LiLz Gaugeは、IoT技術で遠隔地にあるアナログ計器を読み取れるサービス。読み取った計器の表示は、デジタルデータで保存し、Excel出力やデジタル帳票の作成ができる。外部のシステムと連携し、より高度な処理を行うことも可能だ。
講演では、LiLz Gaugeに加え、防爆エリア用IoTカメラ「LC-EX10」とサーモグラフィーカメラ「LC-T10」も紹介した。

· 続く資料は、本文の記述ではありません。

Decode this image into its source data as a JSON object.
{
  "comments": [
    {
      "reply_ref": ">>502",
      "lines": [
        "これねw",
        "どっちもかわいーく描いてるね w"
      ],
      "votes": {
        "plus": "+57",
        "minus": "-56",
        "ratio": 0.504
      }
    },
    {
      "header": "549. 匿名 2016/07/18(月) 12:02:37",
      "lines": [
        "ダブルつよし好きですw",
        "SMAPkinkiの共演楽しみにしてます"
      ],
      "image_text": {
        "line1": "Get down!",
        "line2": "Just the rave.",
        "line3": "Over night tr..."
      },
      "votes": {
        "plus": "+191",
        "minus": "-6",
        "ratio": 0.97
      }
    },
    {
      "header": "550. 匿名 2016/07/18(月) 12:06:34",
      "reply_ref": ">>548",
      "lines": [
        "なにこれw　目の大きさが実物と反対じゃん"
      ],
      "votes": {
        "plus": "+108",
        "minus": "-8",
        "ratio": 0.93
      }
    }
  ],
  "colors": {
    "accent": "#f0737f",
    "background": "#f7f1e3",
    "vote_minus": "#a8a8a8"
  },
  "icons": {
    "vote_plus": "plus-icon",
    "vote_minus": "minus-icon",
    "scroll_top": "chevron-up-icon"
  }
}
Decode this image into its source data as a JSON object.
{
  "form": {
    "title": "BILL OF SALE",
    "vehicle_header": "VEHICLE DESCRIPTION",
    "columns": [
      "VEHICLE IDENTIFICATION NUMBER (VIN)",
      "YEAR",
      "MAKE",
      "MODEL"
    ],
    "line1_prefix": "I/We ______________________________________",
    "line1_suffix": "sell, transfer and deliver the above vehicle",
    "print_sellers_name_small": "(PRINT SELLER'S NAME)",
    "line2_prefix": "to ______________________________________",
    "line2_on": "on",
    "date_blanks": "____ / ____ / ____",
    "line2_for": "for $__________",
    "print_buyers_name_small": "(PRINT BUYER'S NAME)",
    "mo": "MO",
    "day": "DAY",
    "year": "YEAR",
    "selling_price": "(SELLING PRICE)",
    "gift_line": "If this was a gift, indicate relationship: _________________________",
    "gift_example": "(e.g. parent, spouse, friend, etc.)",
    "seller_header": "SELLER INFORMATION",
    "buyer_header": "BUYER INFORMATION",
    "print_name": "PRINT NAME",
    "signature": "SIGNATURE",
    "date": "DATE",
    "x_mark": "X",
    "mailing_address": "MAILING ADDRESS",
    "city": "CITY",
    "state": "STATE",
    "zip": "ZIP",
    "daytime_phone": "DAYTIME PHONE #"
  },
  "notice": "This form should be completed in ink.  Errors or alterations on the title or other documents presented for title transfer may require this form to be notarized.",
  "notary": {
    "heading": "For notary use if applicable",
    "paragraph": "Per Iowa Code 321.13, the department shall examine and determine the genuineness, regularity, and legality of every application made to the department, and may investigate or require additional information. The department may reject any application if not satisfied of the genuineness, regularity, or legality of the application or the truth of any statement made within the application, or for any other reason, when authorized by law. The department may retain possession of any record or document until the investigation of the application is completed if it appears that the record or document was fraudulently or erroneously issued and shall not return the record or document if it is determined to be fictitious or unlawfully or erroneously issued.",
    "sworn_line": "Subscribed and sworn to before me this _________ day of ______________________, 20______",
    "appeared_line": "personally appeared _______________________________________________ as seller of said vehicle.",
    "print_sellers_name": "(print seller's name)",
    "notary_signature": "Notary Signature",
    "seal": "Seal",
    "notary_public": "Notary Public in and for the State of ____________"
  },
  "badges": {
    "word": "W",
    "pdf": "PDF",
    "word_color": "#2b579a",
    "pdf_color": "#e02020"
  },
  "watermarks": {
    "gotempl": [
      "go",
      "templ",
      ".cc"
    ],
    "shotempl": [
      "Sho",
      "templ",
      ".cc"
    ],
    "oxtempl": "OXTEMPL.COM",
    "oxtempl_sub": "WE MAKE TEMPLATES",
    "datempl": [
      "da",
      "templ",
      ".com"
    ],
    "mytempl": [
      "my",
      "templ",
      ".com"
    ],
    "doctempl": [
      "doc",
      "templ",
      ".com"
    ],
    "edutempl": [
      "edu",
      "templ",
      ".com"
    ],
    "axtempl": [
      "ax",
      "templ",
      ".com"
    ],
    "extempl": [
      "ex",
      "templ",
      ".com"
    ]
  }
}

日本では、高度経済成長の時期に稼働を始めた多くのプラントが築50年超えつつある。バブル期に作られた中小ビルも築30年を迎え、電気設備の耐用年数を超えた水処理施設も増加しており、こうした建物や施設の予防保全が重要となっている。一方で、予防保全を担う現場では、生産年齢人口の減少や高齢化で人材不足に陥っており、足りない人材の中でどう数多の建物やインフラ施設の老朽化に対応するかが急務となっている。
予防保全は、施設の稼働状況を継続してモニタリングすることが欠かせない。プラントや工場では、1日に数回は施設内に設置されている計器類の数値を確認し、記録しているが、こうした巡回点検は思いのほか重労働となっている。
工場にもよるが、数十年も稼働している工場では、事務所から砂利道を15分以上歩かないとたどり着けないなど、日常的な計器の確認を考慮していないことが多い。鉄の重いハッチを開けて地下へ続く鉄階段を降りた暗く湿った場所に計器があることもあり、1日に数回降りるのは決して楽しい仕事ではないだろう。
LiLz Gaugeは、1日に何度も繰り返すのが負担となる計器の読み取りをIoTカメラとクラウドサービスで自動化する。専用IoTカメラの「LiLz Cam(リルズカム)」で計器を読み取り、クラウド上で画像認識し、そこに表示された数値をデジタルで読み取る。